Generalizability and Other Questions

“Before you can have implementation, you really want to know it's robust,” Mihailidou told TCTMD when asked about widespread applicability of the POP-HT protocol.

She noted that the all-British cohort was not culturally diverse enough and said the cohort is too small overall to draw firm conclusions as to whether the high rates of adherence can be replicated elsewhere.

“Also, they've got a really great system in terms of monitoring and following up that has to be replicated elsewhere with other health systems and that's where it may fall apart unless you've got the backup. Having said that, it's a great opportunity to bring in the bigger multidisciplinary team  . . . pharmacists, nurses, and allied health people,” Mihailidou added.
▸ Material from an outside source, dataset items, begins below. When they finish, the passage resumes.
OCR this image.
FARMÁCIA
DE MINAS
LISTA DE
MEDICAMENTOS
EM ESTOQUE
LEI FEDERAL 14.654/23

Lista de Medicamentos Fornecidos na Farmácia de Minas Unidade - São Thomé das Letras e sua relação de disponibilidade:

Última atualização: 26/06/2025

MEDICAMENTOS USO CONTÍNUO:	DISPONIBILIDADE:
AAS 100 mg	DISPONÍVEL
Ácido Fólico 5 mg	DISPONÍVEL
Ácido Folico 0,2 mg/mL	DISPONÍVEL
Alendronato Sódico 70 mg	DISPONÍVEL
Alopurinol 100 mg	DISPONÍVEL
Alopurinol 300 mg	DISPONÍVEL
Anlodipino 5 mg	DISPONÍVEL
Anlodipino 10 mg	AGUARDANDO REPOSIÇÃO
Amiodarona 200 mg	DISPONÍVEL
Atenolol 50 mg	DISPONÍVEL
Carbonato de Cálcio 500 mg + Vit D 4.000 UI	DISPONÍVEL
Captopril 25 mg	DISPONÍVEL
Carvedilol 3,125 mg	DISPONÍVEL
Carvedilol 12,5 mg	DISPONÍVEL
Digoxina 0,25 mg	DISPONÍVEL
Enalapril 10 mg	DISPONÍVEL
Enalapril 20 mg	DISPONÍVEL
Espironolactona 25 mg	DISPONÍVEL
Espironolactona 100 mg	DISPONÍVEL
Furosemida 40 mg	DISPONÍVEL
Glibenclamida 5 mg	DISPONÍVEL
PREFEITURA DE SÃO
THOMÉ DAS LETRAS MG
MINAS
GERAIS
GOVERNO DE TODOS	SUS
In his presentation, Kitt said the study “identifies a potential need for a paradigm shift in the way women with hypertension in pregnancy are managed in the postnatal period.”

In response to a question following his presentation, Kitt noted that there were very high rates of breastfeeding in both arms of the study, with about 70% continuing to breastfeed at 6 months, suggesting no significant negative impact of antihypertensive therapies.

Disclosures
  • The study was funded by the British Heart Foundation.
  • Leeson reports no relevant conflicts of interest.